Conference: 2014 International PHA Conference and Scientific Sessions
Release Date: 06.22.2014
Presentation Type: Abstracts
File Download: 2014 Conference Abstract - Stephen Chan
Download Adobe Acrobat
Pulmonary hypertension (PH) is a complex vascular disease involving disparate molecular pathways spanning multiple cell types. MicroRNAs (miRNAs) are small non-coding RNAs that may coordinately regulate these processes, but their integrative functions have been challenging to define with conventional approaches.
Background: Pulmonary hypertension (PH) is a complex vascular disease involving disparate molecular pathways spanning multiple cell types. MicroRNAs (miRNAs) are small non-coding RNAs that may coordinately regulate these processes, but their integrative functions have been challenging to define with conventional approaches. We have hypothesized that a few unique microRNAs (miRNAs) may act as master “lynchpins” of PH, regulating many targets and even subordinate miRNAs to control downstream pathophenotypes more robustly.

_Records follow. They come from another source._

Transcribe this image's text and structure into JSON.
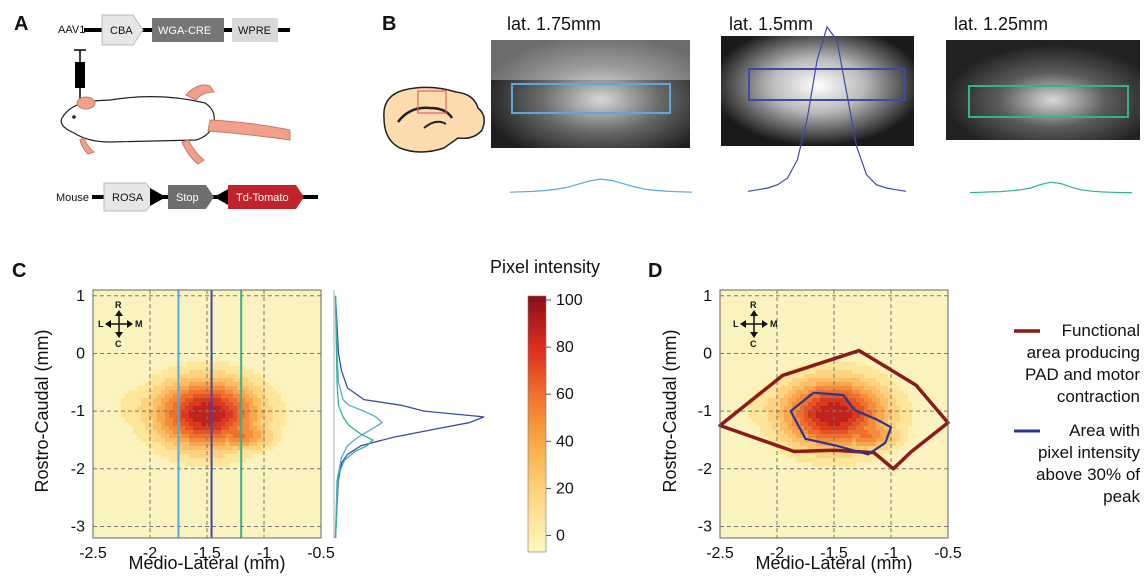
{
  "panels": {
    "a": {
      "letter": "A",
      "construct_virus": {
        "name": "AAV1",
        "parts": [
          "CBA",
          "WGA-CRE",
          "WPRE"
        ]
      },
      "construct_mouse": {
        "name": "Mouse",
        "parts": [
          "ROSA",
          "Stop",
          "Td-Tomato"
        ]
      }
    },
    "b": {
      "letter": "B",
      "images": [
        {
          "title": "lat. 1.75mm",
          "roi_color": "#5aa9d8",
          "profile": [
            2,
            3,
            4,
            6,
            9,
            14,
            22,
            30,
            35,
            31,
            23,
            15,
            9,
            6,
            4,
            3,
            2
          ]
        },
        {
          "title": "lat. 1.5mm",
          "roi_color": "#3b4ba8",
          "profile": [
            1,
            2,
            3,
            5,
            9,
            20,
            45,
            80,
            100,
            92,
            60,
            28,
            11,
            5,
            3,
            2,
            1
          ]
        },
        {
          "title": "lat. 1.25mm",
          "roi_color": "#2fb392",
          "profile": [
            1,
            2,
            3,
            4,
            6,
            9,
            14,
            24,
            30,
            26,
            16,
            9,
            5,
            3,
            2,
            1,
            1
          ]
        }
      ]
    },
    "c": {
      "letter": "C",
      "xlabel": "Medio-Lateral (mm)",
      "ylabel": "Rostro-Caudal (mm)",
      "compass": {
        "r": "R",
        "c": "C",
        "l": "L",
        "m": "M"
      },
      "colorbar": {
        "title": "Pixel intensity",
        "ticks": [
          "100",
          "80",
          "60",
          "40",
          "20",
          "0"
        ]
      }
    },
    "d": {
      "letter": "D",
      "xlabel": "Medio-Lateral (mm)",
      "ylabel": "Rostro-Caudal (mm)",
      "compass": {
        "r": "R",
        "c": "C",
        "l": "L",
        "m": "M"
      },
      "legend": [
        {
          "color": "#8b1a1a",
          "lines": [
            "Functional",
            "area producing",
            "PAD and motor",
            "contraction"
          ]
        },
        {
          "color": "#2a3590",
          "lines": [
            "Area with",
            "pixel intensity",
            "above 30% of",
            "peak"
          ]
        }
      ]
    }
  },
  "chart_data": [
    {
      "type": "heatmap",
      "panel": "C",
      "xlabel": "Medio-Lateral (mm)",
      "ylabel": "Rostro-Caudal (mm)",
      "xlim": [
        -2.5,
        -0.5
      ],
      "ylim": [
        -3.2,
        1.1
      ],
      "xticks": [
        -2.5,
        -2,
        -1.5,
        -1,
        -0.5
      ],
      "yticks": [
        1,
        0,
        -1,
        -2,
        -3
      ],
      "grid": true,
      "blobs": [
        {
          "x": -1.5,
          "y": -1.05,
          "sx": 0.32,
          "sy": 0.42,
          "amp": 100
        },
        {
          "x": -1.22,
          "y": -1.4,
          "sx": 0.2,
          "sy": 0.2,
          "amp": 62
        },
        {
          "x": -1.85,
          "y": -0.95,
          "sx": 0.28,
          "sy": 0.3,
          "amp": 30
        }
      ],
      "vertical_lines": [
        {
          "x": -1.75,
          "color": "#5aa9d8"
        },
        {
          "x": -1.46,
          "color": "#3b4ba8"
        },
        {
          "x": -1.2,
          "color": "#2fb392"
        }
      ],
      "side_profiles": [
        {
          "color": "#3b4ba8",
          "points": [
            [
              1.0,
              1
            ],
            [
              0.5,
              2
            ],
            [
              0,
              3
            ],
            [
              -0.3,
              5
            ],
            [
              -0.6,
              9
            ],
            [
              -0.8,
              20
            ],
            [
              -0.9,
              45
            ],
            [
              -1.0,
              60
            ],
            [
              -1.05,
              80
            ],
            [
              -1.1,
              100
            ],
            [
              -1.2,
              90
            ],
            [
              -1.3,
              70
            ],
            [
              -1.45,
              40
            ],
            [
              -1.6,
              18
            ],
            [
              -1.75,
              9
            ],
            [
              -1.9,
              5
            ],
            [
              -2.2,
              3
            ],
            [
              -2.6,
              2
            ],
            [
              -3.2,
              1
            ]
          ]
        },
        {
          "color": "#5aa9d8",
          "points": [
            [
              1.0,
              1
            ],
            [
              0,
              2
            ],
            [
              -0.5,
              3
            ],
            [
              -0.8,
              6
            ],
            [
              -0.9,
              10
            ],
            [
              -1.0,
              20
            ],
            [
              -1.1,
              28
            ],
            [
              -1.2,
              32
            ],
            [
              -1.3,
              26
            ],
            [
              -1.45,
              16
            ],
            [
              -1.6,
              9
            ],
            [
              -1.8,
              5
            ],
            [
              -2.2,
              2
            ],
            [
              -3.2,
              1
            ]
          ]
        },
        {
          "color": "#2fb392",
          "points": [
            [
              1.0,
              1
            ],
            [
              -0.5,
              2
            ],
            [
              -0.9,
              3
            ],
            [
              -1.1,
              6
            ],
            [
              -1.25,
              10
            ],
            [
              -1.4,
              18
            ],
            [
              -1.5,
              26
            ],
            [
              -1.6,
              22
            ],
            [
              -1.7,
              14
            ],
            [
              -1.85,
              7
            ],
            [
              -2.1,
              3
            ],
            [
              -3.2,
              1
            ]
          ]
        }
      ]
    },
    {
      "type": "heatmap",
      "panel": "D",
      "xlabel": "Medio-Lateral (mm)",
      "ylabel": "Rostro-Caudal (mm)",
      "xlim": [
        -2.5,
        -0.5
      ],
      "ylim": [
        -3.2,
        1.1
      ],
      "xticks": [
        -2.5,
        -2,
        -1.5,
        -1,
        -0.5
      ],
      "yticks": [
        1,
        0,
        -1,
        -2,
        -3
      ],
      "grid": true,
      "blobs": [
        {
          "x": -1.5,
          "y": -1.05,
          "sx": 0.32,
          "sy": 0.42,
          "amp": 100
        },
        {
          "x": -1.22,
          "y": -1.4,
          "sx": 0.2,
          "sy": 0.2,
          "amp": 62
        },
        {
          "x": -1.85,
          "y": -0.95,
          "sx": 0.28,
          "sy": 0.3,
          "amp": 30
        }
      ],
      "functional_area": [
        [
          -2.5,
          -1.25
        ],
        [
          -1.95,
          -0.38
        ],
        [
          -1.28,
          0.05
        ],
        [
          -0.78,
          -0.55
        ],
        [
          -0.5,
          -1.2
        ],
        [
          -0.82,
          -1.7
        ],
        [
          -0.98,
          -2.0
        ],
        [
          -1.15,
          -1.72
        ],
        [
          -1.5,
          -1.68
        ],
        [
          -1.85,
          -1.7
        ]
      ],
      "area_above_30": [
        [
          -1.75,
          -1.48
        ],
        [
          -1.88,
          -1.0
        ],
        [
          -1.68,
          -0.68
        ],
        [
          -1.42,
          -0.72
        ],
        [
          -1.32,
          -0.98
        ],
        [
          -1.12,
          -1.15
        ],
        [
          -1.0,
          -1.28
        ],
        [
          -1.05,
          -1.55
        ],
        [
          -1.2,
          -1.75
        ],
        [
          -1.48,
          -1.6
        ]
      ]
    }
  ]
}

Methods and Results: We designed a novel network-based bioinformatics approach to rank miRNAs that robustly control PH by their predicted recognition of multiple targets in the same functional network of downstream PH-relevant effector genes, as derived by literature curation and mapped using consolidated databases of molecular interactions. Guided by analysis of the molecular network architecture specific to PH, the four miR-130/301 family members were predicted as master regulators of cellular proliferation and vasomotor tone in PH via control of subordinate miRNA pathways with previously unidentified connections to one another. In validation of this model, in primary cultured human pulmonary vascular cells (endothelial, smooth muscle, and fibroblasts), hypoxia or inflammatory cytokines induced a coordinated increase of these miRNAs, as measured by RT-PCR. Correspondingly, in diseased pulmonary vasculature and plasma from rodents and humans, these miRNAs were increased, as reflected by quantitative in situ stain. These miRNAs directly targeted PPARγ but with distinct cell-type-specific molecular consequences. In pulmonary arterial endothelial cells, these microRNAs induced the apelin-miR-424/503-FGF2 signaling pathway, leading to proliferation and vasoconstriction via endothelin-1 release. Separately, in pulmonary arterial smooth muscle cells, these miRNAs increased proliferation by activating a STAT3-miR-204 regulatory axis. In vivo, intratracheal delivery of miR-130a oligonucleotide mimics in the pulmonary vessels of mice repressed PPARγ and promoted PH, as reflected by increased right ventricular systolic pressure (RVSP 27.0 mmHg + 3.6 SD for miR-130 mimic [N=13 mice] versus 20.3 mmHg + 1.7 SD for control miRNA mimic [N=11 mice]) and vascular remodeling. Activation of PPAγ via rosiglitazone reversed these pathophenotypes, thus demonstrating the critical importance of PPARγ to the actions of this miRNA family. Finally, after PH initiation in mice (hypoxia + SU5416), coordinated pharmacologic inhibition of these miRNAs via antisense oligonucleotides increased PPARγ and protected against PH (RVSP 29.7 mmHg + 1.6 for anti-130 oligonucleotide [N=7 mice] versus 38.6 mmHg + 3.6 for control [N=7 mice]).
Conclusions: Such results clarify our deficient understanding of the systems-level regulation of miRNA-disease gene networks in PH with broad implications on miRNA-based therapeutics in this disease. Furthermore, these findings provide critical validation for the evolving application of network theory to the discovery of the miRNA-based origins of PH and other diseases.